La SA BANQUE LAYDERNIER a été absorbée par la SA CRÉDIT DU NORD au 1er janvier 2023, puis par la SA SOCIÉTÉ GÉNÉRALE. Certains contrats de crédit de cette dernière, dont celui objet du présent litige, ont été apportés à la SAS SOGEFINANCEMENT, laquelle a été absorbée le 1er juillet 2024 par la SA FRANFINANCE.
Se prévalant du non-paiement des échéances convenues, la SAS SOGEFINANCEMENT a adressé à Monsieur, [F], [K], une mise en demeure par courrier recommandé envoyé le 21 novembre 2023 et distribué le 27 novembre 2023, le sommant de payer l’intégralité des sommes restant dues sous quinzaine et indiquant qu’à défaut de règlement, la déchéance du terme serait prononcée. La déchéance du terme lui a été notifiée par courrier recommandé séparé en date du 07 juin 2024 et distribué le 15 juin 2024.
Par ordonnance en date du 10 septembre 2024, le juge des contentieux de la protection du Tribunal Judiciaire de BOURGOIN-JALLIEU a enjoint à Monsieur, [F], [K], de payer à la SA FRANFINANCE les sommes de 1 917,63 euros en principal, avec intérêts au taux légal à compter de la signification de la décision sur la somme de 1 917,63 euros, et à 8,34 euros au titre des frais accessoires ; et l’a condamné aux dépens.
Cette ordonnance a été signifiée à Monsieur, [F], [K] le 03 octobre 2024.
Monsieur, [F], [K] a formé opposition le 18 octobre 2024, à la suite de quoi les parties ont été convoquées par le greffe devant la juridiction de Céans.
A la suite de plusieurs renvois, l’affaire a été retenue à l’audience du 16 septembre 2025.
Aux termes de ses dernières écritures, la SA FRANFINANCE, demanderesse à l’injonction de payer et défenderesse à l’opposition, représentée par son Conseil, sollicite du Tribunal de voir :
— CONFIRMER l’ordonnance d’injonction de payer entreprise,
Y AJOUTANT,
— CONDAMNER Monsieur, [F], [K] à lui payer la somme de 1 000 euros en application des dispositions de l’article 700 du nouveau code de procédure civile.

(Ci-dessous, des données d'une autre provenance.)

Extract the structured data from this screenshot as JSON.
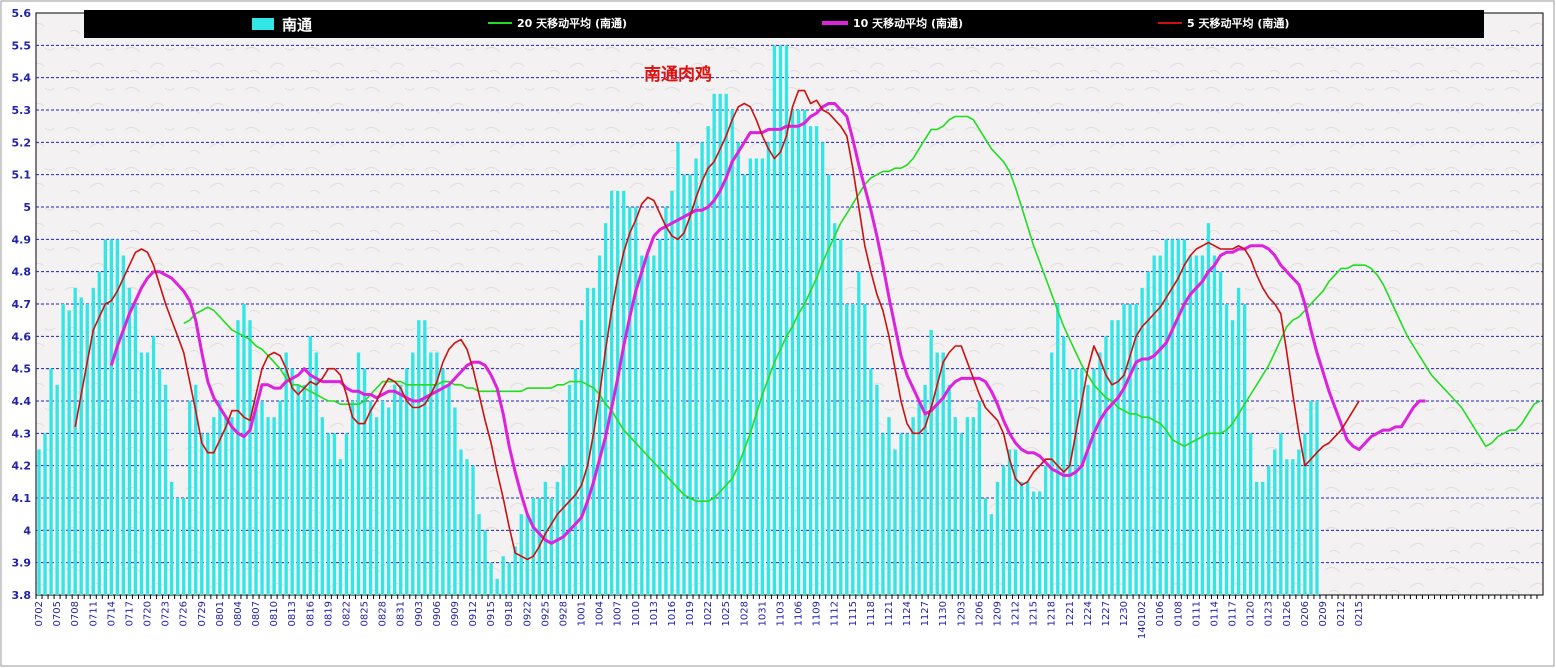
{
  "chart_data": {
    "type": "bar",
    "title": "南通肉鸡",
    "ylim": [
      3.8,
      5.6
    ],
    "y_ticks": [
      "3.8",
      "3.9",
      "4",
      "4.1",
      "4.2",
      "4.3",
      "4.4",
      "4.5",
      "4.6",
      "4.7",
      "4.8",
      "4.9",
      "5",
      "5.1",
      "5.2",
      "5.3",
      "5.4",
      "5.5",
      "5.6"
    ],
    "x_tick_labels": [
      "0702",
      "0705",
      "0708",
      "0711",
      "0714",
      "0717",
      "0720",
      "0723",
      "0726",
      "0729",
      "0801",
      "0804",
      "0807",
      "0810",
      "0813",
      "0816",
      "0819",
      "0822",
      "0825",
      "0828",
      "0831",
      "0903",
      "0906",
      "0909",
      "0912",
      "0915",
      "0918",
      "0922",
      "0925",
      "0928",
      "1001",
      "1004",
      "1007",
      "1010",
      "1013",
      "1016",
      "1019",
      "1022",
      "1025",
      "1028",
      "1031",
      "1103",
      "1106",
      "1109",
      "1112",
      "1115",
      "1118",
      "1121",
      "1124",
      "1127",
      "1130",
      "1203",
      "1206",
      "1209",
      "1212",
      "1215",
      "1218",
      "1221",
      "1224",
      "1227",
      "1230",
      "140102",
      "0106",
      "0108",
      "0111",
      "0114",
      "0117",
      "0120",
      "0123",
      "0126",
      "0206",
      "0209",
      "0212",
      "0215"
    ],
    "grid": "horizontal-dashed",
    "legend_position": "top",
    "legend": {
      "bar": "南通",
      "ma20": "20 天移动平均 (南通)",
      "ma10": "10 天移动平均 (南通)",
      "ma5": "5 天移动平均 (南通)"
    },
    "colors": {
      "bar": "#33e6e6",
      "ma20": "#22dd22",
      "ma10": "#dd22dd",
      "ma5": "#cc1111",
      "grid": "#2222bb",
      "title": "#dd1111",
      "legend_bg": "#000000",
      "legend_text": "#ffffff",
      "axis_text": "#2222aa"
    },
    "series": [
      {
        "name": "南通",
        "kind": "bar",
        "values": [
          4.25,
          4.3,
          4.5,
          4.45,
          4.7,
          4.68,
          4.75,
          4.72,
          4.7,
          4.75,
          4.8,
          4.9,
          4.9,
          4.9,
          4.85,
          4.75,
          4.7,
          4.55,
          4.55,
          4.6,
          4.5,
          4.45,
          4.15,
          4.1,
          4.1,
          4.4,
          4.45,
          4.3,
          4.3,
          4.35,
          4.4,
          4.35,
          4.35,
          4.65,
          4.7,
          4.65,
          4.4,
          4.4,
          4.35,
          4.35,
          4.4,
          4.55,
          4.5,
          4.45,
          4.45,
          4.6,
          4.55,
          4.35,
          4.3,
          4.3,
          4.22,
          4.3,
          4.4,
          4.55,
          4.5,
          4.4,
          4.35,
          4.4,
          4.38,
          4.45,
          4.45,
          4.5,
          4.55,
          4.65,
          4.65,
          4.55,
          4.55,
          4.5,
          4.45,
          4.38,
          4.25,
          4.22,
          4.2,
          4.05,
          4.0,
          3.9,
          3.85,
          3.92,
          3.9,
          3.95,
          4.05,
          4.05,
          4.1,
          4.1,
          4.15,
          4.1,
          4.15,
          4.2,
          4.45,
          4.5,
          4.65,
          4.75,
          4.75,
          4.85,
          4.95,
          5.05,
          5.05,
          5.05,
          5.0,
          5.0,
          4.85,
          4.85,
          4.85,
          4.9,
          5.0,
          5.05,
          5.2,
          5.1,
          5.1,
          5.15,
          5.2,
          5.25,
          5.35,
          5.35,
          5.35,
          5.3,
          5.2,
          5.1,
          5.15,
          5.15,
          5.15,
          5.2,
          5.5,
          5.5,
          5.5,
          5.3,
          5.3,
          5.3,
          5.25,
          5.25,
          5.2,
          5.1,
          4.95,
          4.9,
          4.7,
          4.7,
          4.8,
          4.7,
          4.5,
          4.45,
          4.3,
          4.35,
          4.25,
          4.3,
          4.3,
          4.35,
          4.4,
          4.45,
          4.62,
          4.55,
          4.55,
          4.45,
          4.35,
          4.3,
          4.35,
          4.35,
          4.4,
          4.1,
          4.05,
          4.15,
          4.2,
          4.25,
          4.25,
          4.15,
          4.15,
          4.12,
          4.12,
          4.2,
          4.55,
          4.7,
          4.6,
          4.5,
          4.5,
          4.5,
          4.45,
          4.5,
          4.55,
          4.6,
          4.65,
          4.65,
          4.7,
          4.7,
          4.7,
          4.75,
          4.8,
          4.85,
          4.85,
          4.9,
          4.9,
          4.9,
          4.9,
          4.85,
          4.85,
          4.85,
          4.95,
          4.85,
          4.8,
          4.7,
          4.65,
          4.75,
          4.7,
          4.3,
          4.15,
          4.15,
          4.2,
          4.25,
          4.3,
          4.22,
          4.22,
          4.25,
          4.3,
          4.4,
          4.4
        ]
      },
      {
        "name": "5 天移动平均 (南通)",
        "kind": "line",
        "values": [
          4.32,
          4.42,
          4.52,
          4.62,
          4.66,
          4.7,
          4.71,
          4.74,
          4.78,
          4.82,
          4.86,
          4.87,
          4.86,
          4.82,
          4.76,
          4.7,
          4.65,
          4.6,
          4.55,
          4.46,
          4.37,
          4.27,
          4.24,
          4.24,
          4.28,
          4.32,
          4.37,
          4.37,
          4.35,
          4.34,
          4.42,
          4.5,
          4.54,
          4.55,
          4.54,
          4.5,
          4.44,
          4.42,
          4.44,
          4.46,
          4.45,
          4.47,
          4.5,
          4.5,
          4.48,
          4.42,
          4.35,
          4.33,
          4.33,
          4.37,
          4.4,
          4.44,
          4.47,
          4.46,
          4.44,
          4.4,
          4.38,
          4.38,
          4.39,
          4.42,
          4.46,
          4.52,
          4.56,
          4.58,
          4.59,
          4.56,
          4.5,
          4.42,
          4.34,
          4.27,
          4.18,
          4.1,
          4.01,
          3.93,
          3.92,
          3.91,
          3.92,
          3.95,
          3.99,
          4.02,
          4.05,
          4.07,
          4.09,
          4.11,
          4.14,
          4.2,
          4.3,
          4.42,
          4.56,
          4.68,
          4.78,
          4.86,
          4.92,
          4.96,
          5.01,
          5.03,
          5.02,
          4.98,
          4.94,
          4.91,
          4.9,
          4.92,
          4.97,
          5.03,
          5.08,
          5.12,
          5.14,
          5.18,
          5.22,
          5.27,
          5.31,
          5.32,
          5.31,
          5.27,
          5.22,
          5.18,
          5.15,
          5.17,
          5.22,
          5.31,
          5.36,
          5.36,
          5.32,
          5.33,
          5.3,
          5.29,
          5.27,
          5.25,
          5.22,
          5.12,
          5.0,
          4.88,
          4.8,
          4.73,
          4.68,
          4.6,
          4.5,
          4.4,
          4.33,
          4.3,
          4.3,
          4.32,
          4.38,
          4.45,
          4.52,
          4.55,
          4.57,
          4.57,
          4.52,
          4.47,
          4.42,
          4.38,
          4.36,
          4.34,
          4.3,
          4.22,
          4.16,
          4.14,
          4.15,
          4.18,
          4.2,
          4.22,
          4.22,
          4.2,
          4.18,
          4.2,
          4.3,
          4.4,
          4.5,
          4.57,
          4.53,
          4.48,
          4.45,
          4.46,
          4.48,
          4.54,
          4.6,
          4.63,
          4.65,
          4.67,
          4.69,
          4.72,
          4.75,
          4.78,
          4.82,
          4.85,
          4.87,
          4.88,
          4.89,
          4.88,
          4.87,
          4.87,
          4.87,
          4.88,
          4.87,
          4.84,
          4.79,
          4.75,
          4.72,
          4.7,
          4.67,
          4.55,
          4.42,
          4.3,
          4.2,
          4.22,
          4.24,
          4.26,
          4.27,
          4.29,
          4.31,
          4.34,
          4.37,
          4.4
        ]
      },
      {
        "name": "10 天移动平均 (南通)",
        "kind": "line",
        "values": [
          4.51,
          4.57,
          4.62,
          4.67,
          4.71,
          4.75,
          4.78,
          4.8,
          4.8,
          4.79,
          4.78,
          4.76,
          4.74,
          4.71,
          4.65,
          4.55,
          4.46,
          4.41,
          4.38,
          4.35,
          4.32,
          4.3,
          4.29,
          4.31,
          4.38,
          4.45,
          4.45,
          4.44,
          4.44,
          4.46,
          4.47,
          4.48,
          4.5,
          4.48,
          4.47,
          4.46,
          4.46,
          4.46,
          4.46,
          4.44,
          4.43,
          4.43,
          4.42,
          4.42,
          4.41,
          4.42,
          4.43,
          4.43,
          4.42,
          4.41,
          4.4,
          4.4,
          4.41,
          4.42,
          4.43,
          4.44,
          4.45,
          4.47,
          4.49,
          4.51,
          4.52,
          4.52,
          4.51,
          4.48,
          4.44,
          4.36,
          4.26,
          4.18,
          4.11,
          4.05,
          4.01,
          3.99,
          3.97,
          3.96,
          3.97,
          3.98,
          4.0,
          4.02,
          4.04,
          4.09,
          4.15,
          4.22,
          4.29,
          4.38,
          4.47,
          4.57,
          4.66,
          4.74,
          4.8,
          4.86,
          4.91,
          4.93,
          4.94,
          4.95,
          4.96,
          4.97,
          4.98,
          4.99,
          4.99,
          5.0,
          5.02,
          5.05,
          5.09,
          5.14,
          5.17,
          5.2,
          5.23,
          5.23,
          5.23,
          5.24,
          5.24,
          5.24,
          5.25,
          5.25,
          5.25,
          5.26,
          5.28,
          5.29,
          5.31,
          5.32,
          5.32,
          5.3,
          5.28,
          5.21,
          5.13,
          5.06,
          4.99,
          4.91,
          4.82,
          4.72,
          4.63,
          4.54,
          4.48,
          4.44,
          4.4,
          4.36,
          4.37,
          4.39,
          4.41,
          4.44,
          4.46,
          4.47,
          4.47,
          4.47,
          4.47,
          4.46,
          4.43,
          4.39,
          4.34,
          4.3,
          4.27,
          4.25,
          4.24,
          4.24,
          4.23,
          4.21,
          4.19,
          4.18,
          4.17,
          4.17,
          4.18,
          4.2,
          4.25,
          4.3,
          4.34,
          4.37,
          4.39,
          4.41,
          4.44,
          4.48,
          4.52,
          4.53,
          4.53,
          4.54,
          4.56,
          4.58,
          4.62,
          4.66,
          4.7,
          4.73,
          4.75,
          4.77,
          4.8,
          4.82,
          4.85,
          4.86,
          4.86,
          4.87,
          4.87,
          4.88,
          4.88,
          4.88,
          4.87,
          4.85,
          4.82,
          4.8,
          4.78,
          4.76,
          4.7,
          4.62,
          4.55,
          4.49,
          4.43,
          4.38,
          4.33,
          4.28,
          4.26,
          4.25,
          4.27,
          4.29,
          4.3,
          4.31,
          4.31,
          4.32,
          4.32,
          4.35,
          4.38,
          4.4,
          4.4
        ]
      },
      {
        "name": "20 天移动平均 (南通)",
        "kind": "line",
        "values": [
          4.64,
          4.65,
          4.67,
          4.68,
          4.69,
          4.68,
          4.66,
          4.64,
          4.62,
          4.61,
          4.6,
          4.59,
          4.57,
          4.56,
          4.54,
          4.52,
          4.5,
          4.47,
          4.45,
          4.45,
          4.44,
          4.43,
          4.42,
          4.41,
          4.4,
          4.4,
          4.39,
          4.39,
          4.39,
          4.39,
          4.4,
          4.42,
          4.44,
          4.46,
          4.46,
          4.46,
          4.46,
          4.45,
          4.45,
          4.45,
          4.45,
          4.45,
          4.45,
          4.46,
          4.46,
          4.45,
          4.45,
          4.44,
          4.44,
          4.43,
          4.43,
          4.43,
          4.43,
          4.43,
          4.43,
          4.43,
          4.43,
          4.44,
          4.44,
          4.44,
          4.44,
          4.44,
          4.45,
          4.45,
          4.46,
          4.46,
          4.46,
          4.45,
          4.44,
          4.42,
          4.39,
          4.37,
          4.34,
          4.31,
          4.29,
          4.27,
          4.25,
          4.23,
          4.21,
          4.19,
          4.17,
          4.15,
          4.13,
          4.11,
          4.1,
          4.09,
          4.09,
          4.09,
          4.1,
          4.12,
          4.14,
          4.16,
          4.2,
          4.25,
          4.3,
          4.36,
          4.42,
          4.47,
          4.52,
          4.56,
          4.6,
          4.63,
          4.67,
          4.7,
          4.74,
          4.78,
          4.83,
          4.87,
          4.91,
          4.95,
          4.98,
          5.01,
          5.04,
          5.07,
          5.09,
          5.1,
          5.11,
          5.11,
          5.12,
          5.12,
          5.13,
          5.15,
          5.18,
          5.21,
          5.24,
          5.24,
          5.25,
          5.27,
          5.28,
          5.28,
          5.28,
          5.27,
          5.24,
          5.21,
          5.18,
          5.16,
          5.14,
          5.11,
          5.06,
          5.0,
          4.94,
          4.88,
          4.83,
          4.78,
          4.73,
          4.68,
          4.63,
          4.59,
          4.55,
          4.51,
          4.48,
          4.45,
          4.43,
          4.41,
          4.4,
          4.38,
          4.37,
          4.36,
          4.36,
          4.35,
          4.35,
          4.34,
          4.33,
          4.31,
          4.28,
          4.27,
          4.26,
          4.27,
          4.28,
          4.29,
          4.3,
          4.3,
          4.3,
          4.31,
          4.33,
          4.36,
          4.39,
          4.42,
          4.45,
          4.48,
          4.51,
          4.55,
          4.59,
          4.63,
          4.65,
          4.66,
          4.68,
          4.7,
          4.72,
          4.74,
          4.77,
          4.79,
          4.81,
          4.81,
          4.82,
          4.82,
          4.82,
          4.81,
          4.79,
          4.76,
          4.72,
          4.68,
          4.64,
          4.6,
          4.57,
          4.54,
          4.51,
          4.48,
          4.46,
          4.44,
          4.42,
          4.4,
          4.38,
          4.35,
          4.32,
          4.29,
          4.26,
          4.27,
          4.29,
          4.3,
          4.31,
          4.31,
          4.33,
          4.36,
          4.39,
          4.4,
          4.4
        ]
      }
    ]
  }
}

De son côté, Monsieur, [F], [K], défendeur à l’injonction de payer et demandeur à l’opposition, valablement représenté par son Conseil, sollicite du Tribunal, au visa des articles 1231-1 du code civil et 700 du code de procédure civile, de voir :
— JUGER que l’engagement de caution souscrit par Monsieur, [F], [K] était manifestement disproportionné,
— JUGER que la banque a manqué à son obligation d’information et de mise en garde à l’égard de Monsieur, [K] ;
En conséquence,
— DEBOUTER la société FRANFINANCE de l’intégralité de ses demandes et CONDAMNER la société FRANFINANCE à indemniser Monsieur, [F], [K] du préjudice subi, lequel correspond au solde restant dû du crédit souscrit à hauteur de 6 000 euros le 13 juin 2019,
— DEBOUTER la société FRANFINANCE de l’intégralité de ses demandes,
— CONDAMNER la société FRANFINANCE à verser la somme de 2000 euros sur le fondement des dispositions de l’article 700 du code de procédure civile,
— CONDAMNER la société FRANFINANCE aux entiers dépens de l’instance.
A l’audience, les parties ont déposé leur dossier auquel il convient de se reporter pour l’exposé de leurs moyens.
Sur quoi, l’affaire a été mise en délibéré une première fois au 18 novembre 2025.
Par décision en date du 18 novembre 2025, le juge des contentieux de la protection près le Tribunal Judiciaire de Bourgoin-Jallieu a ordonné la réouverture des débats aux fins de vérification de l’absence de forclusion et de l’identité du titulaire du compte bancaire sur lesquels les fonds objets du litige avaient été versés.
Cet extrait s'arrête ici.